Já disséramos, anteriormente, que o pecado está condicionado à atitude mental
de cada um, com base no sentimento de culpa. Quanto ao amor verdadeiro por outro
alguém, requisitamos a palavra autorizada e benevolente do nosso irmão e
Benfeitor Espiritual, cuja orientação bondosa serve para todos nós:
“Recomendar-lhe a castidade quando as pessoas se degradam em ligações
clandestinas, nos braços de amantes, seria temeridade e hipocrisia. Você faria,
dentro em pouco, o que elas fazem. Sobre a ignomínia da culpa, a ignomínia da
mentira. Daí, a audácia do meu conselho. Se puder resistir à sua carne, aos seus
nervos rebeldes, aos seus sentidos alarmados, resista. Será heróico e sublime. A
tranqüilidade de sua velhice será o prêmio dessa renúncia na mocidade.

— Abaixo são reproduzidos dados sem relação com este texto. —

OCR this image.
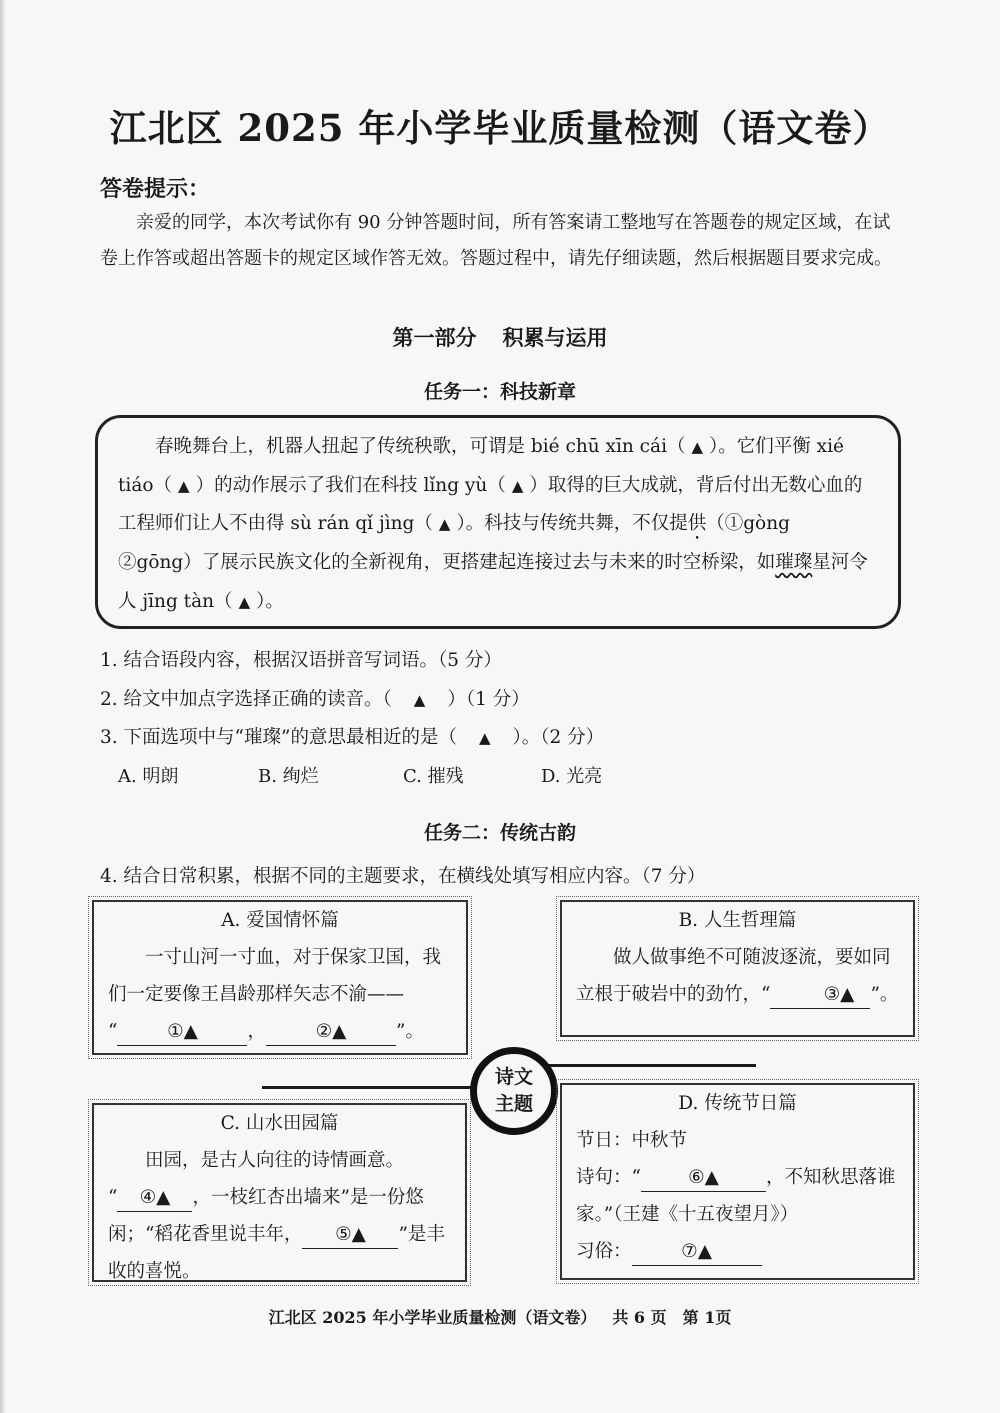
江北区 2025 年小学毕业质量检测（语文卷）
答卷提示：
亲爱的同学，本次考试你有 90 分钟答题时间，所有答案请工整地写在答题卷的规定区域，在试卷上作答或超出答题卡的规定区域作答无效。答题过程中，请先仔细读题，然后根据题目要求完成。
第一部分 积累与运用
任务一：科技新章
春晚舞台上，机器人扭起了传统秧歌，可谓是 bié chū xīn cái（ ▲ ）。它们平衡 xié tiáo（ ▲ ）的动作展示了我们在科技 lǐng yù（ ▲ ）取得的巨大成就，背后付出无数心血的工程师们让人不由得 sù rán qǐ jìng（ ▲ ）。科技与传统共舞，不仅提供（①gòng　②gōng）了展示民族文化的全新视角，更搭建起连接过去与未来的时空桥梁，如璀璨星河令人 jīng tàn（ ▲ ）。
1. 结合语段内容，根据汉语拼音写词语。（5 分）
2. 给文中加点字选择正确的读音。（ ▲ ）（1 分）
3. 下面选项中与“璀璨”的意思最相近的是（ ▲ ）。（2 分）
A. 明朗	B. 绚烂	C. 摧残	D. 光亮
任务二：传统古韵
4. 结合日常积累，根据不同的主题要求，在横线处填写相应内容。（7 分）
A. 爱国情怀篇

一寸山河一寸血，对于保家卫国，我们一定要像王昌龄那样矢志不渝——

“	①▲	，	②▲	”。

B. 人生哲理篇

做人做事绝不可随波逐流，要如同立根于破岩中的劲竹，“	③▲ ”。

诗文
主题
C. 山水田园篇

田园，是古人向往的诗情画意。

“ ④▲ ，一枝红杏出墙来”是一份悠闲；“稻花香里说丰年， ⑤▲ ”是丰收的喜悦。

D. 传统节日篇

节日：中秋节

诗句：“	⑥▲	，不知秋思落谁家。”（王建《十五夜望月》）

习俗：	⑦▲

江北区 2025 年小学毕业质量检测（语文卷） 共 6 页 第 1页
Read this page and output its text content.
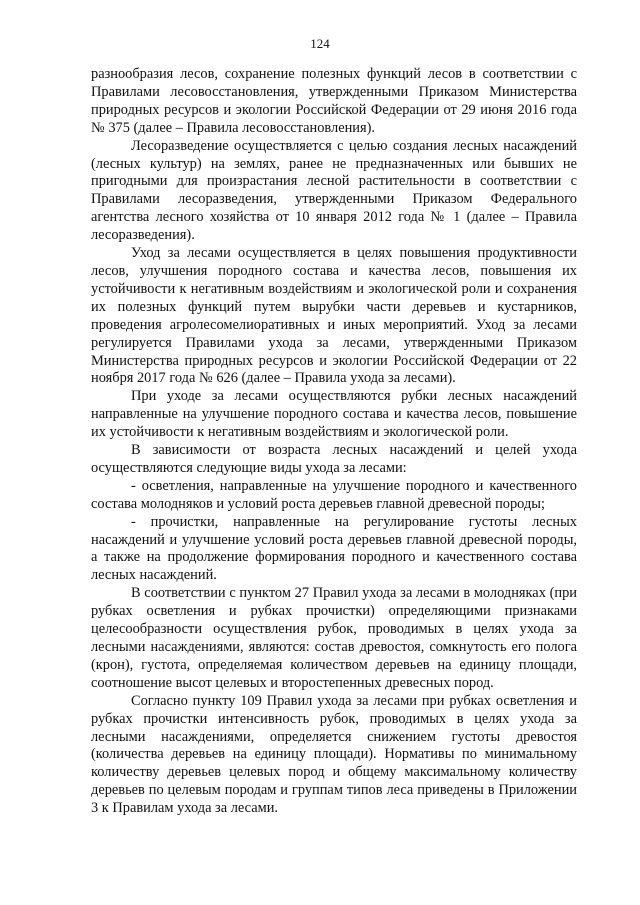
124

разнообразия лесов, сохранение полезных функций лесов в соответствии с Правилами лесовосстановления, утвержденными Приказом Министерства природных ресурсов и экологии Российской Федерации от 29 июня 2016 года № 375 (далее – Правила лесовосстановления).

Лесоразведение осуществляется с целью создания лесных насаждений (лесных культур) на землях, ранее не предназначенных или бывших не пригодными для произрастания лесной растительности в соответствии с Правилами лесоразведения, утвержденными Приказом Федерального агентства лесного хозяйства от 10 января 2012 года № 1 (далее – Правила лесоразведения).

Уход за лесами осуществляется в целях повышения продуктивности лесов, улучшения породного состава и качества лесов, повышения их устойчивости к негативным воздействиям и экологической роли и сохранения их полезных функций путем вырубки части деревьев и кустарников, проведения агролесомелиоративных и иных мероприятий. Уход за лесами регулируется Правилами ухода за лесами, утвержденными Приказом Министерства природных ресурсов и экологии Российской Федерации от 22 ноября 2017 года № 626 (далее – Правила ухода за лесами).

При уходе за лесами осуществляются рубки лесных насаждений направленные на улучшение породного состава и качества лесов, повышение их устойчивости к негативным воздействиям и экологической роли.

В зависимости от возраста лесных насаждений и целей ухода осуществляются следующие виды ухода за лесами:

- осветления, направленные на улучшение породного и качественного состава молодняков и условий роста деревьев главной древесной породы;

- прочистки, направленные на регулирование густоты лесных насаждений и улучшение условий роста деревьев главной древесной породы, а также на продолжение формирования породного и качественного состава лесных насаждений.

В соответствии с пунктом 27 Правил ухода за лесами в молодняках (при рубках осветления и рубках прочистки) определяющими признаками целесообразности осуществления рубок, проводимых в целях ухода за лесными насаждениями, являются: состав древостоя, сомкнутость его полога (крон), густота, определяемая количеством деревьев на единицу площади, соотношение высот целевых и второстепенных древесных пород.

Согласно пункту 109 Правил ухода за лесами при рубках осветления и рубках прочистки интенсивность рубок, проводимых в целях ухода за лесными насаждениями, определяется снижением густоты древостоя (количества деревьев на единицу площади). Нормативы по минимальному количеству деревьев целевых пород и общему максимальному количеству деревьев по целевым породам и группам типов леса приведены в Приложении 3 к Правилам ухода за лесами.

Se, porém, não encontrar na própria alma energias para vencer o corpo, eleja
um cônjuge. Faça-o, entretanto, publicamente. Nada de subterfúgios, de
mistérios, de clandestinidade. Funde, com ele, um lar. A noção da
responsabilidade assumida em público fa-los-á, a um e a outro, cautelosos na
escolha, assegurando-lhes, assim, a honestidade e a duração da ventura. Amores
escondidos são amores transitórios. Amante que foge, é amante substituído. E
quando alguém adota esse regime, o amor perdeu o seu nome. Chama-se
prostituição.
O meu conselho é, como se vê, prudente e humano. Você é livre e quer ser
feliz. Faltam-lhe as grandes forças interiores, as poderosas energias mentais,
que neutralizam os gritos da carne e dos nervos, e elevam a pessoa acima do seu
sexo, purificada da animalidade comum. Evite, todavia, em quaisquer
circunstâncias, a pessoa que não quiser, em público, assumir os encargos do seu
destino. A casa de família em que se entra escondido, deixa de ser um lar para
ser um prostíbulo. E a pessoa, que vai encontrar-se secretamente com outra,
perde o seu título de honrada para tomar o de meretriz. Aquela pessoa que não
fizer um sacrifício igual ao seu, abandonando tudo, e tudo afrontando, para
viver ao seu lado, deve ser tomada, simplesmente, como sedutora vulgar e
covarde, semelhante aos rufiões que exploram as mulheres na sombra, desfrutando
as vantagens e fugindo às responsabilidades. Repila, em suma, o amante. E aceite
o cônjuge.
Para doença tão grave, era este, o remédio menos venenoso que havia em minha
farmácia.
Humberto de Campos.”
Mais uma vez, parafraseando o grande Tenório: A beleza dos ensinamentos do
Espiritismo é inexata, não se exprime por números, não se calcula
matematicamente. É de tal magnitude que se torna incalculável, apenas a
sentimos.
E, para encerrarmos, recomendamos a todos, permaneçamos no amor de Jesus, sem
nos aventurarmos a discriminar ou denegrir o próximo. Permitir a liberdade plena
é o fundamento maior do amor cristão, haurido na nossa Doutrina Espírita.